Additionally, the report analysis determined:
- 13.7 million U.S. workers were displaced from occupations with similar entry-level requirements to direct care during the first three months of COVID-19 in 2020.
- An estimated 153,610 workers were displaced from the direct care workforce in the first three months of the pandemic and had not been re-employed by the first quarter of 2021.
- 4% (or 168,370) direct care workers were displaced during the second quarter of 2020, and an immeasurably small number of displaced workers (from direct care or any other occupation) were re-employed into direct care, not even those who had worked in direct care jobs originally.
- Direct care workers had a much lower rate of workforce re-entry compared to other major occupational groups.
- Large scale movement of displaced workers into direct care jobs has not occurred, despite online job boards and other innovative recruitment strategies deployed by long-term care leaders.
- Workers from similar entry-level occupations, such as food preparation and serving, office and administrative support experienced re-entry rates at 60 to 65%, which includes: 64% of workers from personal care and service occupations (i.e., childcare); and 63% food preparation and serving related occupations; and 65% from other healthcare support occupations (excluding direct care).
- Instead of entering the direct care workforce, the displaced workers that were the focus of this research almost all moved into occupations that had higher median wages compared to direct care – even when moving into occupations with fewer work hours and/or lower median waged compared to their original occupation.
In the conclusion, the study reiterates the importance of a new public investment in long-term care, or direct care employers will continue struggling to compete.
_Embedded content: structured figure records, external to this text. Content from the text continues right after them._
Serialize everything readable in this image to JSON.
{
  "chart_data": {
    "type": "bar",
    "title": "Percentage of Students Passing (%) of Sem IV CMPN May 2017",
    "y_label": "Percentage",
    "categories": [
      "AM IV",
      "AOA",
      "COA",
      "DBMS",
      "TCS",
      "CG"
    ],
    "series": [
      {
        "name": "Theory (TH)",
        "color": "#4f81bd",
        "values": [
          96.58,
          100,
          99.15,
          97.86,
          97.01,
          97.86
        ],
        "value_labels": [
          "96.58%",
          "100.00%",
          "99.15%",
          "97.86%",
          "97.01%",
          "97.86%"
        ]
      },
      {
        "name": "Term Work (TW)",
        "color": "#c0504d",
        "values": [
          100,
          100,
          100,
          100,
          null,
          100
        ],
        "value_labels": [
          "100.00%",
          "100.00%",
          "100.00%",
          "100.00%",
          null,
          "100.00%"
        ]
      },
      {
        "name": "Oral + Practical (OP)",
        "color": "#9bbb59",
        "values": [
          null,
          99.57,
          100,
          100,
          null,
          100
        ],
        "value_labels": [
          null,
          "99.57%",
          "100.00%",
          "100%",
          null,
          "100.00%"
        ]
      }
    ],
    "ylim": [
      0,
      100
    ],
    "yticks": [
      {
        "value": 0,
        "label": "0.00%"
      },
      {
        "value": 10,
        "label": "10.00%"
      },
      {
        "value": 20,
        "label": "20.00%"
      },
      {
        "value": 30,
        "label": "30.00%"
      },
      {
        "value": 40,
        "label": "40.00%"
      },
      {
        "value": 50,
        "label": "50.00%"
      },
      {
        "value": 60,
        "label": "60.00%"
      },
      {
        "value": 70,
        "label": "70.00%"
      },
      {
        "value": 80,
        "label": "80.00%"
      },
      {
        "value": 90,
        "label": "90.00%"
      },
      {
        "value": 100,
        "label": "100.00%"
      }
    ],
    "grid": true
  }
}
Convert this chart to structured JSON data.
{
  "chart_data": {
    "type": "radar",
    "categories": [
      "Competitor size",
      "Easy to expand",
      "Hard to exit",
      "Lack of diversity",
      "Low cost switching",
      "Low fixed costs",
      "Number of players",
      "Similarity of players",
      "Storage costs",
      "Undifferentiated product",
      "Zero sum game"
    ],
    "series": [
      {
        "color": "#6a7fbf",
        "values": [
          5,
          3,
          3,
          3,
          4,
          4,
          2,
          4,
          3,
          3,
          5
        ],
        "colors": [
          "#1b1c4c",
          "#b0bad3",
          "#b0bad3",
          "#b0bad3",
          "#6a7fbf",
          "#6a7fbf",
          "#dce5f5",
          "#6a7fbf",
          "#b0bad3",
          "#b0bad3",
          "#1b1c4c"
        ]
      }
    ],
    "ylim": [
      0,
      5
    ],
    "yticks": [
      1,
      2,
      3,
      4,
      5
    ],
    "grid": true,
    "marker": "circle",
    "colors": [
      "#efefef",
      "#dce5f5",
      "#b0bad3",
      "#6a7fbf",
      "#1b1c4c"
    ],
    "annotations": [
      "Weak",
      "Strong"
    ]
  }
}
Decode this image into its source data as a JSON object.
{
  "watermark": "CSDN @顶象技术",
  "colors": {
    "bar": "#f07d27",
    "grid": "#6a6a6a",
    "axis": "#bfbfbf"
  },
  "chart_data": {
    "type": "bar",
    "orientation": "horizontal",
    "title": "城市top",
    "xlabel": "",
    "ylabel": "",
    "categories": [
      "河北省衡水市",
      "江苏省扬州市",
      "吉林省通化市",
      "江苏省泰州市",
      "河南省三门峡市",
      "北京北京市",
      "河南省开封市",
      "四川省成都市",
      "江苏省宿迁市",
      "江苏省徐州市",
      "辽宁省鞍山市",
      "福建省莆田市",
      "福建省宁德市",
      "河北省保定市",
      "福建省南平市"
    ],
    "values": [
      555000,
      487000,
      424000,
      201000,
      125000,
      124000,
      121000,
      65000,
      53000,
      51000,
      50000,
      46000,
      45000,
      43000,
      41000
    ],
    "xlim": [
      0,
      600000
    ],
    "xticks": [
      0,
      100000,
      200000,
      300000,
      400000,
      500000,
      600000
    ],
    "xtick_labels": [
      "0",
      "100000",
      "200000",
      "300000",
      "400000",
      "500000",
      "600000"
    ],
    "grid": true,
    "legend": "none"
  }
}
There is a discussion on why increasing wages for direct care workers must be the centerpiece of immediate and ongoing efforts to recruit new job candidates into the LTSS field. Employers can consider offering other benefits – like health insurance, paid family and medical leave, bereavement leave – that help boost workers’ overall compensation. In addition, there are opportunities to recruit new job seekers into the direct care workforce from across occupations and demographic groups.
The findings from the research also recommend implementing strategies to grow the direct care workforce by developing tailored on-the-job supports and recruitment efforts that are targeted to specific groups of displaced workers and other job seekers. Through these interventions, long-term care leaders will be able to build a stable, adequate direct care workforce to support older adults and people with disabilities throughout the remainder of the COVID-19 crisis and into the future.